178 out of 260 patients were randomized to receive VT or VP. Concerning baseline characteristics, both groups were well balanced, including the response status at the moment of randomization to maintenance (23% of patients were in CR in VT arm and 20% in VP arm). Median follow-up after randomization to maintenance therapy was 34 months (8-54). Overall, maintenance therapy resulted in an improvement of the depth of response and the IF-CR rate was increased from 24% after induction up to 42%. Although no significant differences were observed between VT and VP, the IF-CR rate was slightly higher for VT versus VP (46% versus 39%). For all patients receiving maintenance therapy, the median progression free survival (PFS) from initiation of treatment was 35 months (95% CI 29-39) and the median overall survival (OS) 60 months (95%C CI 51-69). From the randomization to maintenance therapy, the median PFS was 30 months (95% CI 21–39) for patients receiving VT and 24 months (95% CI 15–33) for those receiving VP (p=0·1). The slight benefit of VT versus VP as maintenance was independent of the type of induction therapy (VMP or VTP) (p=0·9). No differences in overall survival from this timepoint for VT and VP arms were observed (HR 1·4, 95% CI 0·8–2·4). Concerning safety profile, grade 3 or higher hematological toxicity was recorded only as neutropenia in one patient (1%) in each arm and grade 1-2 occurred in less than 5% of patients (3% and 2% of patients in VT arm developped neutropenia and thrombocytopenia, respectively; and 1% of anemia in VP arm). Concerning non-hematological toxicity, although more of the side effects were of grade 1-2 in both arms, their incidence was superior for VT as compared with VP arm (p=0·0001). Of note, seven patients (7%) in VT arm developped cardiac events, consisting on bradycardia (2 pts), tachycardia (2 pts), heart attack (2 pts) and cardiac failure (1 pt), while only one patient in VP arm. Gastrointestinal toxicity, as constipation or paralitic ileus, was reported in 11 patients (11%) in VT and 3 patients (3%) in VP arm. Grade 3-4 peripheral neuropathy was observed in 9 patients (9%) in VT and 3 (3%) in VP arm.

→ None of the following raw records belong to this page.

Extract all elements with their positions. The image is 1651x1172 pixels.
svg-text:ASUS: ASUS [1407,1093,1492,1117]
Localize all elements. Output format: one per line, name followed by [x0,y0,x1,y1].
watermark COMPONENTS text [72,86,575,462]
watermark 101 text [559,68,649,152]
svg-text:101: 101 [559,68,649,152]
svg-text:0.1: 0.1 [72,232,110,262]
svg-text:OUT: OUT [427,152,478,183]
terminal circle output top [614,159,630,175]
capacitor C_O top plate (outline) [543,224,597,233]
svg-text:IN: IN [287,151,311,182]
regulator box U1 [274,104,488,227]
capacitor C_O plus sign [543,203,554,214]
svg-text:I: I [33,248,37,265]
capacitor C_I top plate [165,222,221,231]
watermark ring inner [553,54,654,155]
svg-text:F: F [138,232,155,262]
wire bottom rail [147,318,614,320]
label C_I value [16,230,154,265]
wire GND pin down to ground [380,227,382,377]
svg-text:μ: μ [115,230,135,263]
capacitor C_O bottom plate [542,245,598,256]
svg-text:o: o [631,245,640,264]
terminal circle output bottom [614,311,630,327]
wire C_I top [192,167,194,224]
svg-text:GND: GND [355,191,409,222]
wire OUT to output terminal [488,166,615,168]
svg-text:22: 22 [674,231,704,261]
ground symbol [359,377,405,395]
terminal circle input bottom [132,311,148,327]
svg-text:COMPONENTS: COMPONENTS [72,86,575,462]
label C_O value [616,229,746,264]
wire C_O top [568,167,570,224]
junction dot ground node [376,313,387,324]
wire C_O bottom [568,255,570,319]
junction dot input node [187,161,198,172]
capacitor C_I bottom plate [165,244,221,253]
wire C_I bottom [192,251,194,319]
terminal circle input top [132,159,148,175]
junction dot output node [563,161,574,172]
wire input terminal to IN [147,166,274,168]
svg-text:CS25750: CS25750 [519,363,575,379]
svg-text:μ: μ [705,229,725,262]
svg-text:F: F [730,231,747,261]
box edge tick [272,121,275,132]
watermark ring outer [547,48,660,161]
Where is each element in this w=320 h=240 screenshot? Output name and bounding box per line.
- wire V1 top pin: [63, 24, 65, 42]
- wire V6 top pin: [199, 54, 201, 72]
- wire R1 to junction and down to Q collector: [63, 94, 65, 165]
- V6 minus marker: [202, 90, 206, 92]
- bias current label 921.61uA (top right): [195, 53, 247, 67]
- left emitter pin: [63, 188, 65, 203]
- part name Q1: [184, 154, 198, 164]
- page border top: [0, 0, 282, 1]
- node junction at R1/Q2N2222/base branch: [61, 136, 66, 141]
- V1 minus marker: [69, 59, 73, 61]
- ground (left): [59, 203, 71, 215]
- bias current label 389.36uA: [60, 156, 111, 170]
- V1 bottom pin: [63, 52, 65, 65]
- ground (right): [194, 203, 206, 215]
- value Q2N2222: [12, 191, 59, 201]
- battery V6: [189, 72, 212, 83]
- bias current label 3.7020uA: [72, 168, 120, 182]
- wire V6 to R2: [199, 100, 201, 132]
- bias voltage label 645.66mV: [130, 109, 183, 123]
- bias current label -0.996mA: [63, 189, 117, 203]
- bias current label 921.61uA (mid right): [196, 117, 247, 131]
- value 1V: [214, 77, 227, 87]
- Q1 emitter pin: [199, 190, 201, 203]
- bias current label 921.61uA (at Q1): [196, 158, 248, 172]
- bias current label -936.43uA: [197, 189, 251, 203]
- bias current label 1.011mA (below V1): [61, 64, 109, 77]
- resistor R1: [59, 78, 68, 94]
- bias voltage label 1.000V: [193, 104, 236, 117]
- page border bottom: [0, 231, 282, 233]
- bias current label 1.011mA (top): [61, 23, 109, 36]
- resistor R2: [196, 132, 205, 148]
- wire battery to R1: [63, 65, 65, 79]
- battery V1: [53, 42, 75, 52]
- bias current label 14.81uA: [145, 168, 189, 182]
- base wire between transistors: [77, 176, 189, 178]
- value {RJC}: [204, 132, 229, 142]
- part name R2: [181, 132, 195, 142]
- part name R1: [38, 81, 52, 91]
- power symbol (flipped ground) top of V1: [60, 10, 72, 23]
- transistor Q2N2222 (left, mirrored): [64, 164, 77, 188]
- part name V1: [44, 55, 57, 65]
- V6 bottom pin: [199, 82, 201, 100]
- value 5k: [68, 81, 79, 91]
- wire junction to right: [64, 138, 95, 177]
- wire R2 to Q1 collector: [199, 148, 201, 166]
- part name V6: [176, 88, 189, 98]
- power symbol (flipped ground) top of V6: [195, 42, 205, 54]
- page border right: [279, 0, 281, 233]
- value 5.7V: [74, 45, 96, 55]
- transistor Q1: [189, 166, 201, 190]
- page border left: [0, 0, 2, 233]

In summary, VT or VP as maintenance therapy resulted in a substantial increase in complete response rate, from 24% after induction to 42%, which can not be attributed to thalidomide or prednisone single agents but to their combination with bortezomib. In terms of CR, PFS and OS, although no significant differences between VT and VP were observed, a trend to better outcome for VT patients was observed, with a PFS that is one of the longest so far reported for elderly MM patients (39 months from diagnosis). However, VT arm was also associated with a higher incidence of non-hematological toxicity. These regimens, including bortezomib-based induction schemes that use weekly dosing of bortezomib, followed by bortezomib-maintenance schemes represent a platform for further optimisation of the treatment for elderly patients with multiple myeloma through use of lenalidomide instead of thalidomide by reducing adverse events and potentially improving the efficacy.